Football (again, the kicky kind) is crucial in bringing Latinos together. I’ve learned more about Colombia from Narcos than I have from anywhere else, and I’m not alone there. So when a Uruguayan team plays against a Colombian one, we will find a way to work cocaine and Pablo Escobar into the mix. I found that the more I interact with other Latinos from other countries, the more I realize we’ve all been led to believe horrible things about each other. We love making fun of other people, but the second we find out someone makes those same kind of jokes about us, we’re appalled and disgusted.
America’s “Name” Makes Us Feel Left Out
I know you guys love to call yourselves “America.” And it sounds great when you slap it beside other things: American Crime, American Graffiti, fucking American Pie. Adding the “American” tag raises the status of things, and implies that it’s now a story that everyone can somehow relate to because it’s identifiably “American.” But to everyone else on an entire continent, calling it “America” just sounds … weird. It’s like the American Founding Fathers were too tired to think of a name, so they said, “It’s in the Americas, so, like, ‘America’? Everyone agree? Good. Let’s go get some more false teeth.” And in case you’re wondering, yes, “South America” was the first one to use the term.
But the Americas (plainly “America” in Spanish) start at Cape Columbia in Canada and end in the Diego Ramirez Islands in Chile. That means that, having been born in Montevideo, Uruguay, I’m as American as the people from Montevideo, Minnesota. Hi, neighbors!

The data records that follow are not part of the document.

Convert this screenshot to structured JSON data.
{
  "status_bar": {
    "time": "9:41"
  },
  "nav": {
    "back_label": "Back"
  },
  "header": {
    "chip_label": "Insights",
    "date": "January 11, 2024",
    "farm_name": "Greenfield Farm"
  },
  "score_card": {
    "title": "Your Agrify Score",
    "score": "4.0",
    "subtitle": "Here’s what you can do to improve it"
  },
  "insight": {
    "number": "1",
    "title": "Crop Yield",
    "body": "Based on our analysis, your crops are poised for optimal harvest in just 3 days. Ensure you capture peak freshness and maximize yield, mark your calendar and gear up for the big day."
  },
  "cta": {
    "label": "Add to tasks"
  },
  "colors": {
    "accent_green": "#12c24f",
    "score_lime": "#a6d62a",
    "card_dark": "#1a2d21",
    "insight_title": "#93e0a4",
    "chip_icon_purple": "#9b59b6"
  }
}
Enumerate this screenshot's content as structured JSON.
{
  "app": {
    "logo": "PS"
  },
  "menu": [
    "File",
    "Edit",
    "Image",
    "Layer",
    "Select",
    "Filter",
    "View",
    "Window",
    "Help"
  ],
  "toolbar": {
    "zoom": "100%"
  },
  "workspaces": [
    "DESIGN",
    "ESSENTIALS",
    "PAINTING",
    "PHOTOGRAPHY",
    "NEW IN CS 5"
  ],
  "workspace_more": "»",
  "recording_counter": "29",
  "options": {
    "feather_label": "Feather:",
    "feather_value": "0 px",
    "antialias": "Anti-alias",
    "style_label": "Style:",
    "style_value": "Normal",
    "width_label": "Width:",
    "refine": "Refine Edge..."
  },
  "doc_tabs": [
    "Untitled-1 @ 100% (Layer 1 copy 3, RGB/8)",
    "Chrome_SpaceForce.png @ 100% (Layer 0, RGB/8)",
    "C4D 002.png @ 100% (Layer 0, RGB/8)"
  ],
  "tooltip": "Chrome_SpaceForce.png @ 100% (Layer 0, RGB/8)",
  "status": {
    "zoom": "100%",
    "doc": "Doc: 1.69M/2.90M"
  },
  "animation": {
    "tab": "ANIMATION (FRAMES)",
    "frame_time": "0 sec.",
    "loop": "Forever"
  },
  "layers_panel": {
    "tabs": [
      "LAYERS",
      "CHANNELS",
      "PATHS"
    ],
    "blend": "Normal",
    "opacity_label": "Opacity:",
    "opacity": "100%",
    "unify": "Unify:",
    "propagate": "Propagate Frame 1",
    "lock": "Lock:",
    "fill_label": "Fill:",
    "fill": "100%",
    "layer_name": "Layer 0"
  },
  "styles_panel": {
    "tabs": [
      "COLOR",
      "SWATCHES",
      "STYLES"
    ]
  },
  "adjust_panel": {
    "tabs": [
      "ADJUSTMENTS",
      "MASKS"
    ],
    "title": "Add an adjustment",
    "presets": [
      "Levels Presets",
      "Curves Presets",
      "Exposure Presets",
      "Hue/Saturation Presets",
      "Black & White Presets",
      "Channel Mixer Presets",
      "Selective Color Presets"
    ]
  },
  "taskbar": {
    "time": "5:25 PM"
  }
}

As obvious as that is, sometimes it doesn’t feel like we’re part of the same landmass. It isn’t just a question of language (there isn’t such a divide with Brazil), nor of the differences between Northern European and Latin cultures. In Spanish, we usually call you estadounidenses, which translates as “United Statians.” When I learned English and started reading and watching movies, I had to get used to hearing “American” and knowing it didn’t apply to me. I mean, it technically does, but it really doesn’t.
I hated it at first, like one country was trying to impose over the rest. We are all fucking American. I now know it comes from the lack of a proper name, and I’ve come to tolerate it. But I’ve still never been able to completely shake off the notion that some Americans do think they’re better, and do try to maybe use the idea that they are “Americans” and I am Uruguayan as another way to draw a line between us. I want to tell them to shut up, that we’re all Americans, but the truth is that a lot of idiots see it like Animal Farm: We’re all Americans, but some are more American than others.
All of this isn’t just culturally insensitive. Misjudging a full subcontinent as foreign instead of neighboring, and continuing to take hard stances against it, perpetuates a vicious circle. It’s always US and Them. Rather than see us as fellow Americans, cousins who are a part of the same landmass, we’re the bad guys. And I can’t decide if that’s un-American or very American.